Big Two-Hearted Lover
Twenty-five years posthumously and perhaps against the author’s wishes, The Garden of Eden appeared, when literary fashion and feminist attitudes had diminished Ernest Hemingway’s once-formidable reputation. Directed by John Irvin and adapted by James Scott Linville from the seemingly autobiographical roman à clef (like The Sun Also Rises), Hemingway’s Garden of Eden will restore no luster to the celebrity writer-adventurer.
Few of the hundred-eleven minutes are visually devoted to the novella “African Story,” whose prominence grows as thirtyish author and Papa stand-in David Bourne (Jack Huston) mind’s-eyes and pencils it. Standard Hemingway, this best of the movie might have been expanded to feature length, a brown-tinted tale of machismo, hunting, acceptance, memory and life lessons along the lines of The Snows of Kilimanjaro and, more so, White Hunter, Black Heart (whose Eastwood macho director-elephant hunter is a fictionalized John Huston, Jack’s grandfather).
This is the sort of thing that, on the cusp of world fame, Bourne does to be true to himself and to his writerly craft. Upset and made rebellious by the killing years apart of two elephant friends, young Davey (Mathias Palsvig) is reprimanded by his hunter father (Matthew Modine). “That’s when I got to know him, [and] it always made me happy to remember my father.”
The author’s typical rite of passage from boy to man, however, is swamped by the ménage à trios that prompted Richard E. Grant (who plays fusty lusting booby prize Colonel Boyle) to leer, “the essence of the story is sex . . . by the bed-full!” Erotica only occasionally forms the basis for good cinema, and does not here. The smoldering sexuality fizzles in the bedding between Bourne and new wife Catherine (Mena Suvari), an heiress who buys and seduces him in a whirlwind courtship.
His back bad, Hemingway did write standing up. The first (and best) of his four wives, Hadley, wore her hair short and did lose never-recovered manuscripts on a French train; the wife for whom he left her, Pauline, was of the Sloan’s Liniment, Richard Hudnut and Warner Pharmaceuticals fortune; so there will be an understandable tendency to read them in, along with Zelda Fitzgerald’s jealousy of the writing of husband (and a Hemingway friend whom he betrayed) Scott.
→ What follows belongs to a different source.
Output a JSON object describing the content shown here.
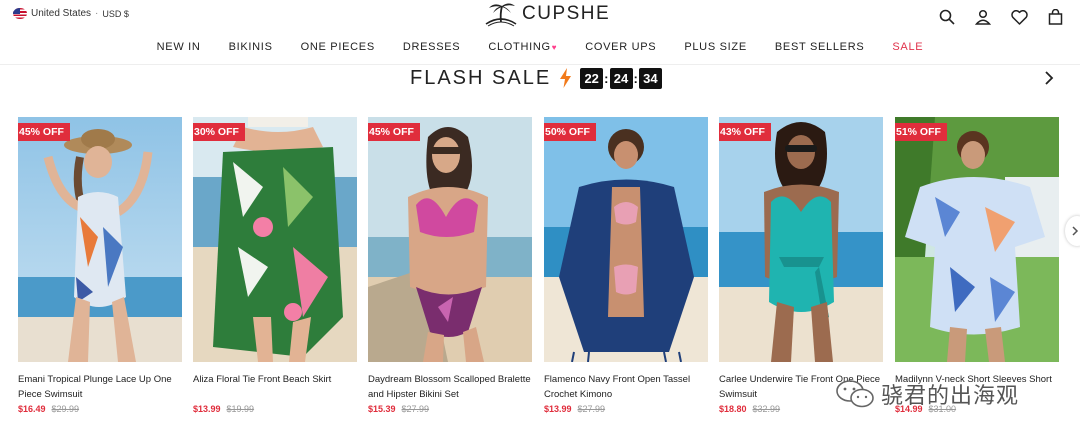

Sulking that David’s writing requires solitude and that he collects his review clippings, Cathy drinks too much, bobs her dyed blonde hair shorter and shorter and gets David to color his blonde-white, reminds him that she is the one who wears the financial pants, and initiates bedroom games and -- “Don’t call me a girl!” -- rôle reversals with which straight David goes along but is uneasy.
In the Bugatti roadster she got him shortly after they met in Paris, the couple motor the Spanish and French Mediterranean coasts, to settle in for winter at Madame Aurol’s (Carmen Maura, wasted in her first English-speaking part) B&B. Egging her husband on to a book about their life and love, Riviera, she then brings back a Torino heiress whom they had both admired in an outdoor café extricating herself from an older lesbian companion. As Italian Marita, Caterina Murino is the sole true sensuality, first sucked in as the wife’s lover and pawn in the projected experimental threesome but soon offering herself to, and in love with, the pliant but puritanical David.
In spite of the title and would-be titillating trappings, Hemingway’s Garden of Eden is not a fall from innocent grace. More as in romantic comedy, all ends well as available couples are suitable mated, plus a burnt story apparently is remembered and a father embraced and his ghost exorcised. But the blood, flies, racism and death in Africa are more worthwhile than the games and fame of this 1920s Europe.
(Released by Roadside Attractions and rated "R" for strong sexual content, nudity and some language.)